Еще с холма заметил он кошару, приютившуюся среди старых дубов. Перед ней раскинулась поляна — зеленая и светлая, как озеро. Желязко захотелось закричать, броситься к кошаре и, словно блудному сыну, склонить перед стариком голову. Но вместо этого он вдруг почувствовал в каждом суставе такую страшную усталость, что, будто споткнувшись, растянулся на траве. Какая-то пчела гневно загудела у самых его глаз, желая отомстить за придавленный клевер.

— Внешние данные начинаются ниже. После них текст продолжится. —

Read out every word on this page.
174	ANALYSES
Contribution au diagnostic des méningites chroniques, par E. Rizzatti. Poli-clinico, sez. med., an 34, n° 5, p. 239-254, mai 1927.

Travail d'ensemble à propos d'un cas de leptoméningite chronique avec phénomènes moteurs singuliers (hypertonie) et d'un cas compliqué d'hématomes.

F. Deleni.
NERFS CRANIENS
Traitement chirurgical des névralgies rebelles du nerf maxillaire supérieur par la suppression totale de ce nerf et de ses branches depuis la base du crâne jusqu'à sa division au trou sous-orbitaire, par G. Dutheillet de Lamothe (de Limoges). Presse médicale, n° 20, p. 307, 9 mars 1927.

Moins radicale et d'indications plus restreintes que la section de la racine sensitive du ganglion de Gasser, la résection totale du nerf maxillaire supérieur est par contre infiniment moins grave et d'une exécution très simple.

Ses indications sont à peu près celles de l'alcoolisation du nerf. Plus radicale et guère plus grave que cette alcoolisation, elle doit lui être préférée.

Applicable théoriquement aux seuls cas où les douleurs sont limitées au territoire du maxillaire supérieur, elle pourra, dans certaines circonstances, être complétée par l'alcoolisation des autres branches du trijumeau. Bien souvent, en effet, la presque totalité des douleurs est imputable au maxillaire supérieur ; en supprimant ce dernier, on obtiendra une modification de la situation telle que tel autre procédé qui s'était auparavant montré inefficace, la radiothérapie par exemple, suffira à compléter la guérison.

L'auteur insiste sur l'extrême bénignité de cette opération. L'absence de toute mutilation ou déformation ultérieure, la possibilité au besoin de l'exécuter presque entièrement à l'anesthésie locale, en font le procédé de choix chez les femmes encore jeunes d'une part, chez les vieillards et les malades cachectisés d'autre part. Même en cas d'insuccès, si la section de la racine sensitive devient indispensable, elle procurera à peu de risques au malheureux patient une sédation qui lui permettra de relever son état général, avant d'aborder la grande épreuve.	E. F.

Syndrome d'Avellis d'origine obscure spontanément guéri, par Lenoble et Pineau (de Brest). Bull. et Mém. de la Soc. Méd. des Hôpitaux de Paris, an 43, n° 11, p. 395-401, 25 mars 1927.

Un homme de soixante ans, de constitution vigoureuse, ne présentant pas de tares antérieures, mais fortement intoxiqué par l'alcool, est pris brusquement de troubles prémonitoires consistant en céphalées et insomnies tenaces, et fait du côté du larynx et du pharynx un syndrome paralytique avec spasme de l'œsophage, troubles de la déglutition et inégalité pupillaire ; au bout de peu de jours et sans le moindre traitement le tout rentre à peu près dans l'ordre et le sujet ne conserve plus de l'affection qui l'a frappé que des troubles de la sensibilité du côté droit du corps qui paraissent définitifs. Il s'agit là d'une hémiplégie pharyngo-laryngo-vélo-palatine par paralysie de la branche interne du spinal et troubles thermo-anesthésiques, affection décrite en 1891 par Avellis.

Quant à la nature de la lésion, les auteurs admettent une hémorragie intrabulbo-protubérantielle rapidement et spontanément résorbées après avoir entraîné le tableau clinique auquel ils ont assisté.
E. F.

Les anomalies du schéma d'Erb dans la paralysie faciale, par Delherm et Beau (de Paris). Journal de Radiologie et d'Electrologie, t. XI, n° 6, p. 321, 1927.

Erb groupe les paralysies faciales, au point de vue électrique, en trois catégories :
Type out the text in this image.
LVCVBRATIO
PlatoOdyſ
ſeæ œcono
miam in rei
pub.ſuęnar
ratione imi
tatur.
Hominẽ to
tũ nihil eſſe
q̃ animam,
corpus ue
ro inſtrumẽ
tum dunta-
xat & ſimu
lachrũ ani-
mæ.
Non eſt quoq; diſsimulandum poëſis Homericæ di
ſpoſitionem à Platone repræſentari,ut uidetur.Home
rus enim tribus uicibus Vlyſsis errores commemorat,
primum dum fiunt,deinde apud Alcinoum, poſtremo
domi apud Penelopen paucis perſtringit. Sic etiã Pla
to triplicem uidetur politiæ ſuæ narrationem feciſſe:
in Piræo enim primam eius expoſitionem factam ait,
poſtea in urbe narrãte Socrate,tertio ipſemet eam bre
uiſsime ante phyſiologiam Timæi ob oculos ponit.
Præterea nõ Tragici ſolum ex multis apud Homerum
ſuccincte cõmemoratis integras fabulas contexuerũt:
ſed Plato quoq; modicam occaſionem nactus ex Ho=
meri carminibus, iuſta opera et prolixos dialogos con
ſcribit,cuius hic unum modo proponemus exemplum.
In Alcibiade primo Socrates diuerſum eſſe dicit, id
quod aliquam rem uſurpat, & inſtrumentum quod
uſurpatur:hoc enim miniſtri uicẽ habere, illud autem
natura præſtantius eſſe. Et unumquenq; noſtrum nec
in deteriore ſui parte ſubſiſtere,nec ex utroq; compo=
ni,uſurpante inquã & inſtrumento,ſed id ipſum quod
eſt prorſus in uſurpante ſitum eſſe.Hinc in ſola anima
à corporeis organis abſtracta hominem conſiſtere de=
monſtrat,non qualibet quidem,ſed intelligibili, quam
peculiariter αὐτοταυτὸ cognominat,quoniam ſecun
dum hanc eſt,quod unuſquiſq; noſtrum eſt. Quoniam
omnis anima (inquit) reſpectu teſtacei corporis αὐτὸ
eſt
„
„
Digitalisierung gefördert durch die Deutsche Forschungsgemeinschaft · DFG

Не было у него сил спуститься с холма. Мгновенно улетучилась безумная радость, угасла счастливая мысль о том, как кротко остановится он перед стариком. Душу резанул леденящий страх. Кого он боится? Людей? Но ведь не может быть, что они до сих пор не простили ему налоги, которые он должен был с них взимать в те голодные, безрадостные времена? Неужели все еще не забыли той опустошительной бури? И разве из пороха и гневных слов вырастает одна лишь ненависть? Разве не писали тогда в газетах в связи с одним крупным процессом, что все это было не просто крестьянское недовольство, а организованное вредительство? Но никого это не остановило. Его тоже. Все знал Желязко — только не нужно было встречать его злом. Он еще помнил слова одного из подсудимых, который, говоря о тяжелой системе нарядов, заявил: «Она ограничивала крестьян и лишала их возможности свободно продавать часть произведенной ими сельскохозяйственной продукции, в результате чего затруднялось продовольственное снабжение населения и искусственно раздувалось недовольство правительством как в городе, так и в деревне. Система нарядов распространялась не только на зерновые культуры, но и на всю остальную сельскохозяйственную продукцию: шерсть, молоко, яйца, картофель и даже яблоки, орехи и каштаны, вследствие чего крестьяне оказались незаинтересованными в расширении и улучшении своего хозяйства. Отрицательно повлияла также «игра» с установлением цен на сельскохозяйственные продукты, необходимые для удовлетворения повседневных нужд населения, такие, как лук, помидоры, перец, яблоки и прочее, что дезорганизовывало распределение этих продуктов и их движение от производителя к потребителю…» Все он помнил. Перечитывал газетные вырезки, читал и вслух и про себя, сначала тайком, потом вместе с Тиной. Перед Ангелом Костадиновым признал себя виноватым, сам назвал свои действия набегом и поклялся, что ноги его больше не будет в горах.
Ангел Костадинов никакой вины на себя брать не захотел.
— Я-то чем виноват! — заявил он тогда. — Что от нас требовали, то мы и делали. Мы же хотели, как лучше, верно? Ты хоть одну ночь спал спокойно? Нет. Я тоже.